A supernatural number $\omega$ is a formal product:

$$\omega = \prod_p p^{n_p},$$

where $p$ runs over all prime numbers, and each $n_p$ is either zero, a natural number or infinity. This can be thought of as the prime factorization of the supernatural number. In the special case where only finitely many values $n_p$ are nonzero and no index $n_p$ is $\infty$, we get the positive natural numbers; for example, $60 = 2^2 \cdot 3 \cdot 5$ can be represented as
$$2^2 3^1 5^1 7^0 11^0 13^0\dots$$
There are also many supernatural numbers with no natural counterpart, such as
$$2^1 3^1 5^1 7^1 11^1 13^1\dots$$
and
$$2^1 3^\infty 5^0 7^0 11^0 13^0\dots$$

Sometimes the notation $v_p(\omega)$ is used instead of $n_p$. $v_p(\omega)$ can be seen as the p-adic valuation of $\omega$, and it agrees with the standard p-adic valuation on the natural numbers.
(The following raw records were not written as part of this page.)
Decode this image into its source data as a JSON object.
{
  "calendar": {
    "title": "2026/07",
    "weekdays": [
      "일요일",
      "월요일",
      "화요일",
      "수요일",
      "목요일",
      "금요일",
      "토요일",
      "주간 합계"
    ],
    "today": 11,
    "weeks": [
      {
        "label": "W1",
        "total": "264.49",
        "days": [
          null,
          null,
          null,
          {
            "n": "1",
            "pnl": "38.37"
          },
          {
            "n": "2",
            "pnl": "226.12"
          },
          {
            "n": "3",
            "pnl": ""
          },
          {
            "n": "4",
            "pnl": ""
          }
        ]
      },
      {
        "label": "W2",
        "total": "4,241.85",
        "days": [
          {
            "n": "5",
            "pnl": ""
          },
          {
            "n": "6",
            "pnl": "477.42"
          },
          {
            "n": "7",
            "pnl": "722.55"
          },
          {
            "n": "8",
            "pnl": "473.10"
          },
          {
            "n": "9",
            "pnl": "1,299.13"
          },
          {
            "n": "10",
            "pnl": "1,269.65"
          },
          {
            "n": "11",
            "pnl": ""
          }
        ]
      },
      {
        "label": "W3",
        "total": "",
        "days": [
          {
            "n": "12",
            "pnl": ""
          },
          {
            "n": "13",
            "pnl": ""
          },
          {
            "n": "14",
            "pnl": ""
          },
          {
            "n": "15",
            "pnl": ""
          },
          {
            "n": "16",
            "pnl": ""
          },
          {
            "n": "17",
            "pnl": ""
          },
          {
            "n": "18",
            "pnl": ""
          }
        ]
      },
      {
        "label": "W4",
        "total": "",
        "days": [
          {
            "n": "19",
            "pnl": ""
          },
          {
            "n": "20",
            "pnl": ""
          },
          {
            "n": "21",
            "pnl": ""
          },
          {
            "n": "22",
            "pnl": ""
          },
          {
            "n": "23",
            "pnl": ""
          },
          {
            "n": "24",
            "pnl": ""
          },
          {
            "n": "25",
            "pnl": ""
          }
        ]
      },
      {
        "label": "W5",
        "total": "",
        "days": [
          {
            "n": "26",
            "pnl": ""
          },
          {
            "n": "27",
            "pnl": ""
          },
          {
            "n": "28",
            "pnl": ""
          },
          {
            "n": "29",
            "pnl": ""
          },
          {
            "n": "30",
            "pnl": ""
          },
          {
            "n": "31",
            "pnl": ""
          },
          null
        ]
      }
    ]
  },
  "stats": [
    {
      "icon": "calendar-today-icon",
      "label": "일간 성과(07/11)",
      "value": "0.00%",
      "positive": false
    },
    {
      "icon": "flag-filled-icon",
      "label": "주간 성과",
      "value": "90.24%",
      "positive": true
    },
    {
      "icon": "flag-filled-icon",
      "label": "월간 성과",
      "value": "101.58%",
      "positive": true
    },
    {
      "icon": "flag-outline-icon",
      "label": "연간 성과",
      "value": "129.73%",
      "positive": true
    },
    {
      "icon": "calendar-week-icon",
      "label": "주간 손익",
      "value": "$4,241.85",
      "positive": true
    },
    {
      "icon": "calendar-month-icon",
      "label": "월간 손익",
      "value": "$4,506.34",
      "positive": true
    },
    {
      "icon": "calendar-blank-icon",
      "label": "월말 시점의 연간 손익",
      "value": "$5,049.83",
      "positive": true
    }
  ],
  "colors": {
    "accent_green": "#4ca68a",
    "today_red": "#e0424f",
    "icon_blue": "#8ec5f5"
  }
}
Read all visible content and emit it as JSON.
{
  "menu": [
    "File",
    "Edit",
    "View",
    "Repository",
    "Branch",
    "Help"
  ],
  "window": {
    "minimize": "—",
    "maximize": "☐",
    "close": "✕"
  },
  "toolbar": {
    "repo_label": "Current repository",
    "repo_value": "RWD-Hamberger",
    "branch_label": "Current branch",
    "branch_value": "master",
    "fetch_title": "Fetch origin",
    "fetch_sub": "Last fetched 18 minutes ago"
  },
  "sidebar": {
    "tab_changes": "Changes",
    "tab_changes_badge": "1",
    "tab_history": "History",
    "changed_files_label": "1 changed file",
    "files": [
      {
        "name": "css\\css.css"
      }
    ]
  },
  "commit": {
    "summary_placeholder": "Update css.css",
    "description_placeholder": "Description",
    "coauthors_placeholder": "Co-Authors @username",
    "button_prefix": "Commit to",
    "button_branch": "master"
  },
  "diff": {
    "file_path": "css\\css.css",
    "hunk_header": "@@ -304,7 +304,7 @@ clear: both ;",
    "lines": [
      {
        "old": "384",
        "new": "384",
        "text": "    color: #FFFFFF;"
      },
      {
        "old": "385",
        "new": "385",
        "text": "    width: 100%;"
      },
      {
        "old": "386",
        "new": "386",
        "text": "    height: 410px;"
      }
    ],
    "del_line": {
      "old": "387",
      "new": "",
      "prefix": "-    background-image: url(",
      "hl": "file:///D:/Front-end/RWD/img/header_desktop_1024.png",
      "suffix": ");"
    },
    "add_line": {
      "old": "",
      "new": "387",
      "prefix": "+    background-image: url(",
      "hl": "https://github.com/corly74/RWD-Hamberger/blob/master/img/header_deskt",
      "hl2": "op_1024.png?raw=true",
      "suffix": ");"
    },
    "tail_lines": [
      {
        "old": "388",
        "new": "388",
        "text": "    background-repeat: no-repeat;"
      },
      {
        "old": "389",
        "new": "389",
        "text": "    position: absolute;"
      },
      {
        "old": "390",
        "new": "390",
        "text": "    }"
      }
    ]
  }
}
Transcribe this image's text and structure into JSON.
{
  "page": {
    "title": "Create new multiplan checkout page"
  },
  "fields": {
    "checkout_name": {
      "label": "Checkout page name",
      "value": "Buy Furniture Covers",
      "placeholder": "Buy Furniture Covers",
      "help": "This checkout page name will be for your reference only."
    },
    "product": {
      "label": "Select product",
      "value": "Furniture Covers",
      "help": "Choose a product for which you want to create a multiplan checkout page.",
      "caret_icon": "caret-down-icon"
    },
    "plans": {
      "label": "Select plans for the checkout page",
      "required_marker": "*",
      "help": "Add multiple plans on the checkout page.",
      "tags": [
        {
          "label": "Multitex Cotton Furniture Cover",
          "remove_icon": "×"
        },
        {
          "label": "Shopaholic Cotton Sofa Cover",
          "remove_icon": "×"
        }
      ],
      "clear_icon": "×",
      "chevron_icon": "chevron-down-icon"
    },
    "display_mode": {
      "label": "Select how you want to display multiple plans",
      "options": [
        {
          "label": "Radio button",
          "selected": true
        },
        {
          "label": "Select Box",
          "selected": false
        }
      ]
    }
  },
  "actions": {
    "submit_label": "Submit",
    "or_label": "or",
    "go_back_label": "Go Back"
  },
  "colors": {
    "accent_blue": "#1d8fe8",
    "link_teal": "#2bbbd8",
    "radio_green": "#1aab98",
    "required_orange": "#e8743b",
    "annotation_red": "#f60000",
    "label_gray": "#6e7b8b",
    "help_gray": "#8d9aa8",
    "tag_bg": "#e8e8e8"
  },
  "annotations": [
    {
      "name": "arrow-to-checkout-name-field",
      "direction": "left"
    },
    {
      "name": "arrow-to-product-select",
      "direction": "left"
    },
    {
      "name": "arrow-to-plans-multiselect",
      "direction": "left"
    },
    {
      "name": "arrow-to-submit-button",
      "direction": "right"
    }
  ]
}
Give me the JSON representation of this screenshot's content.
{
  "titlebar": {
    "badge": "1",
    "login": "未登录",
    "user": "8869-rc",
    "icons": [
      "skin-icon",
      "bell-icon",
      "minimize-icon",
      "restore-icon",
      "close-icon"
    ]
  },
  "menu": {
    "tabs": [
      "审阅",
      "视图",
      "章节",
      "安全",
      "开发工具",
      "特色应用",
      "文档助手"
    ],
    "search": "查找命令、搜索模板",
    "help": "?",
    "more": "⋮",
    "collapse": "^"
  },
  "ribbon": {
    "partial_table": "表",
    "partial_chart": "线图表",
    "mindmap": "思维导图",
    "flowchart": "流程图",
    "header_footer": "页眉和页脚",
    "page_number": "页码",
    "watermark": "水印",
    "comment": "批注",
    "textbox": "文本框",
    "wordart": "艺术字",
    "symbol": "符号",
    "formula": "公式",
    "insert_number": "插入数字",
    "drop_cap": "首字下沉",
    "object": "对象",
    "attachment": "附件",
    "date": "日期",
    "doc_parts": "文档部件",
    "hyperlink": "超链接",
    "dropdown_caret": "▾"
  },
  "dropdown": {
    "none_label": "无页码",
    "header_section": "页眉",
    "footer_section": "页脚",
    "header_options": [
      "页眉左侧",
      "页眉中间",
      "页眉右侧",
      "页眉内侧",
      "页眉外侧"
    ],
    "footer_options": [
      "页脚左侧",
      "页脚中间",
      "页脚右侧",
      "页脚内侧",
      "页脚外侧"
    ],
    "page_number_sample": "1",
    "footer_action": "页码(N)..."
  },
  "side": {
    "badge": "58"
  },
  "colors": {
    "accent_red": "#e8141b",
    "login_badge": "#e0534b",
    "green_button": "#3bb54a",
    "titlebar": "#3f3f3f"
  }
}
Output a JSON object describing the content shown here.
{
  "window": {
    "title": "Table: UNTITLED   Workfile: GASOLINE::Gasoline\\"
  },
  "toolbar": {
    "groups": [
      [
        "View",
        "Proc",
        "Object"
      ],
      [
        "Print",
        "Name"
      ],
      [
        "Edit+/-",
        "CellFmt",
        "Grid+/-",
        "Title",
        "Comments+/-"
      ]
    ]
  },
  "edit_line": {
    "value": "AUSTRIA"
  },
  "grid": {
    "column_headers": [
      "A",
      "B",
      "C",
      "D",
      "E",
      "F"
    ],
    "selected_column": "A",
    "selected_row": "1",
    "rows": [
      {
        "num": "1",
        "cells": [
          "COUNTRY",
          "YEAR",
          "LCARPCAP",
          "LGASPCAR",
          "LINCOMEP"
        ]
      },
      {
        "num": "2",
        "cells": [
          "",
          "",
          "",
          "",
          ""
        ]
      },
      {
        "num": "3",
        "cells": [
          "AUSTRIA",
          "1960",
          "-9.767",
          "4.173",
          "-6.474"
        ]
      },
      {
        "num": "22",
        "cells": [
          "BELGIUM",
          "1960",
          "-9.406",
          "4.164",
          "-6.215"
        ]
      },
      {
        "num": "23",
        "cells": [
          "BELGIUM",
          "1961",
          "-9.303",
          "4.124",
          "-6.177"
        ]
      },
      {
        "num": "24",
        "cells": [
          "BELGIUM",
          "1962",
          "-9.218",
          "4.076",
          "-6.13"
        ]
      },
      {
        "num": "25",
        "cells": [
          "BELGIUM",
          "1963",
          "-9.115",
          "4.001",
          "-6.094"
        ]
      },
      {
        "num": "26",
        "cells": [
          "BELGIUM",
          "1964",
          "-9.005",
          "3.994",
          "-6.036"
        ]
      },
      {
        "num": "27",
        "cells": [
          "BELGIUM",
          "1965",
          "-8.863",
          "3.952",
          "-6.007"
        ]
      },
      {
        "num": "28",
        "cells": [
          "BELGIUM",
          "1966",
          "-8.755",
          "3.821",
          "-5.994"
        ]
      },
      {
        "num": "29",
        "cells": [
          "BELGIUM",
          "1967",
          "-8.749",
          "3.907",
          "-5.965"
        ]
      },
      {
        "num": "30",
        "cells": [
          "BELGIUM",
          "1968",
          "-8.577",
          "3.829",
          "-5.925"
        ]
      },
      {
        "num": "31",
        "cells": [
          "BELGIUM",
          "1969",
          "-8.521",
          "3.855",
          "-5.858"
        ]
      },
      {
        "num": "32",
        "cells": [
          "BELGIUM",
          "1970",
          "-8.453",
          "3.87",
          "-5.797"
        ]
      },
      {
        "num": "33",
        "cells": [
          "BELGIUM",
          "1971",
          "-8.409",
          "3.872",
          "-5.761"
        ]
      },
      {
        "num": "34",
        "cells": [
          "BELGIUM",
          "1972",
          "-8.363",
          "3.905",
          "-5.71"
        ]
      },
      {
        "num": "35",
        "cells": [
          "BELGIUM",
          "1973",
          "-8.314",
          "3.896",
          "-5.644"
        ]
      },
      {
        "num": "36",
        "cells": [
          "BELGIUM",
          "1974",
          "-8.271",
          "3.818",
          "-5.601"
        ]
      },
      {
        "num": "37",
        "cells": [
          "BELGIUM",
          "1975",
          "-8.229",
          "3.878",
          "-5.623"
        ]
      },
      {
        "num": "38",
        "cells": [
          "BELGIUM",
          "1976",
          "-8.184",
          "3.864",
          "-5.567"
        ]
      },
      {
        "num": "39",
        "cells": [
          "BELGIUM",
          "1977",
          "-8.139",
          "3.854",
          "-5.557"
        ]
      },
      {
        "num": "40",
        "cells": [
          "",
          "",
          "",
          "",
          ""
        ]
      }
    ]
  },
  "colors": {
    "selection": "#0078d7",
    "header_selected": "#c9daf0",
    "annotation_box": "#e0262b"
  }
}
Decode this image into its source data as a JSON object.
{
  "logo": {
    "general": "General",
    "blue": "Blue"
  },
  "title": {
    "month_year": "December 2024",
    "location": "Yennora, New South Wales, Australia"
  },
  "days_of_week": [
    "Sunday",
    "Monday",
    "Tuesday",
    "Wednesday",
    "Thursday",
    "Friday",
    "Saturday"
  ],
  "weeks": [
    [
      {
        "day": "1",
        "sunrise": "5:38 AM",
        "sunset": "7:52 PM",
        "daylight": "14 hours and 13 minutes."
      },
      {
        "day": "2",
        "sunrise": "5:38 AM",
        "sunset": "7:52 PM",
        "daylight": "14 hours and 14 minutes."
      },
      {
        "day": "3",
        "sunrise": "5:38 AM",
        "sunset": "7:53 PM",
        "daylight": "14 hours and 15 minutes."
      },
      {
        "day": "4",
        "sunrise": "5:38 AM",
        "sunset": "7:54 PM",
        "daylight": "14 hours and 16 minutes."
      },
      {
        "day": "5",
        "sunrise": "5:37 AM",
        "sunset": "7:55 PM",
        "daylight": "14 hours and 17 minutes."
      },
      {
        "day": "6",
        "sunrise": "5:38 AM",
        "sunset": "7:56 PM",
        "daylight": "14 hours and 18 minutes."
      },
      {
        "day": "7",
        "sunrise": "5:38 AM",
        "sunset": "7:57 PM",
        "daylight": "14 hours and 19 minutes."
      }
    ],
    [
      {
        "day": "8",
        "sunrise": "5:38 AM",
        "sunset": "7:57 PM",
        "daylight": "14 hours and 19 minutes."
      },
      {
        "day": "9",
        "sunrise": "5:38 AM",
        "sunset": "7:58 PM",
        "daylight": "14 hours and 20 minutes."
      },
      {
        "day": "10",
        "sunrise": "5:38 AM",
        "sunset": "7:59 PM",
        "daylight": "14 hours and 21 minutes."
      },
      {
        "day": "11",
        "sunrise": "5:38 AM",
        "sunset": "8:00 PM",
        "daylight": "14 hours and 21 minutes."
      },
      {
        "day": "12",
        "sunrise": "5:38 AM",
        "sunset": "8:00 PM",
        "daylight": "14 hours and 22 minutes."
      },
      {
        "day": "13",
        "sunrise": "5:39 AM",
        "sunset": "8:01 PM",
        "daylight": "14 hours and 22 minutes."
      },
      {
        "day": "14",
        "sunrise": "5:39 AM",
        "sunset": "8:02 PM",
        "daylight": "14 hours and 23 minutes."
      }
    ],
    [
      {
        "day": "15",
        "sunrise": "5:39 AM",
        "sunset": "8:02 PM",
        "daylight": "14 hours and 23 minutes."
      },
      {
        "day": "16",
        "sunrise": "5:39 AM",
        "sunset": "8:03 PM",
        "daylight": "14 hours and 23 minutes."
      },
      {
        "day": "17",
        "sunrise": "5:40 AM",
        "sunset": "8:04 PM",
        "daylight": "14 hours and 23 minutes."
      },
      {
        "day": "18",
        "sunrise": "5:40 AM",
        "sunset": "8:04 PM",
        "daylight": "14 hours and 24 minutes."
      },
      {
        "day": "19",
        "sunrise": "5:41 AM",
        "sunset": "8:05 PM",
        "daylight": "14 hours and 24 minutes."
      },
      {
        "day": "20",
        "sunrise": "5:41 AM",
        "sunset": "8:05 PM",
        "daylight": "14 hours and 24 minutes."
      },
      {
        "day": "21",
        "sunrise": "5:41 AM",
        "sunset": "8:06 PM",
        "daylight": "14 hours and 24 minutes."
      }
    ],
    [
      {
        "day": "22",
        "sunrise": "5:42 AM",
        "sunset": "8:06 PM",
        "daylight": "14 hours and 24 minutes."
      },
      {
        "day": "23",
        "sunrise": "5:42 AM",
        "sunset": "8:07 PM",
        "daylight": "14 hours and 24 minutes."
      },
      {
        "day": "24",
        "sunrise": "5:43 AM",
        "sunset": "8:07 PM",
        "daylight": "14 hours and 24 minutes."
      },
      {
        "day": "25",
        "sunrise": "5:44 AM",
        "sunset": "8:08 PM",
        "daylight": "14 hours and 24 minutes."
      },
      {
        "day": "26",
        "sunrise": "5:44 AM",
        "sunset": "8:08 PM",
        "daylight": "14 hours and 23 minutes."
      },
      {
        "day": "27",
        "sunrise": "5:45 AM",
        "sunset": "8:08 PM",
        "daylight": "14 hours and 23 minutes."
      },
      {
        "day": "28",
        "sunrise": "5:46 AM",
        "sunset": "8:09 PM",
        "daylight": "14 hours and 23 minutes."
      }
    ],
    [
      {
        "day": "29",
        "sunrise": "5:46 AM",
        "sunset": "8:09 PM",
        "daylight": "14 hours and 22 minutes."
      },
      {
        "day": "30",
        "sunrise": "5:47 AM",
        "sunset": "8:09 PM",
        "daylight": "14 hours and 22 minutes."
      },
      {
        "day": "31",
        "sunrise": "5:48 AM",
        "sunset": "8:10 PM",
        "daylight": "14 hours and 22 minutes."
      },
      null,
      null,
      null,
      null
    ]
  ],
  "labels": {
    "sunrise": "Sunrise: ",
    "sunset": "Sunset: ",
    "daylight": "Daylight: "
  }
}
There is no natural way to add supernatural numbers, but they can be multiplied, with $\prod_p p^{n_p}\cdot\prod_p p^{m_p}=\prod_p p^{n_p+m_p}$. Similarly, the notion of divisibility extends to the supernaturals with $\omega_1\mid\omega_2$ if $v_p(\omega_1)\leq v_p(\omega_2)$ for all $p$. The notion of the least common multiple and greatest common divisor can also be generalized for supernatural numbers, by defining

$$\displaystyle \operatorname{lcm}(\{\omega_i\}) \displaystyle =\prod_p p^{\sup(v_p(\omega_i))}$$

and

$$\displaystyle \operatorname{gcd}(\{\omega_i\}) \displaystyle =\prod_p p^{\inf(v_p(\omega_i))}$$.

With these definitions, the gcd or lcm of infinitely many natural numbers (or supernatural numbers) is a supernatural number.

Supernatural numbers are used to define orders and indices of profinite groups and subgroups, in which case many of the theorems from finite group theory carry over exactly. They are used to encode the algebraic extensions of a finite field.

Supernatural numbers also arise in the classification of uniformly hyperfinite algebras.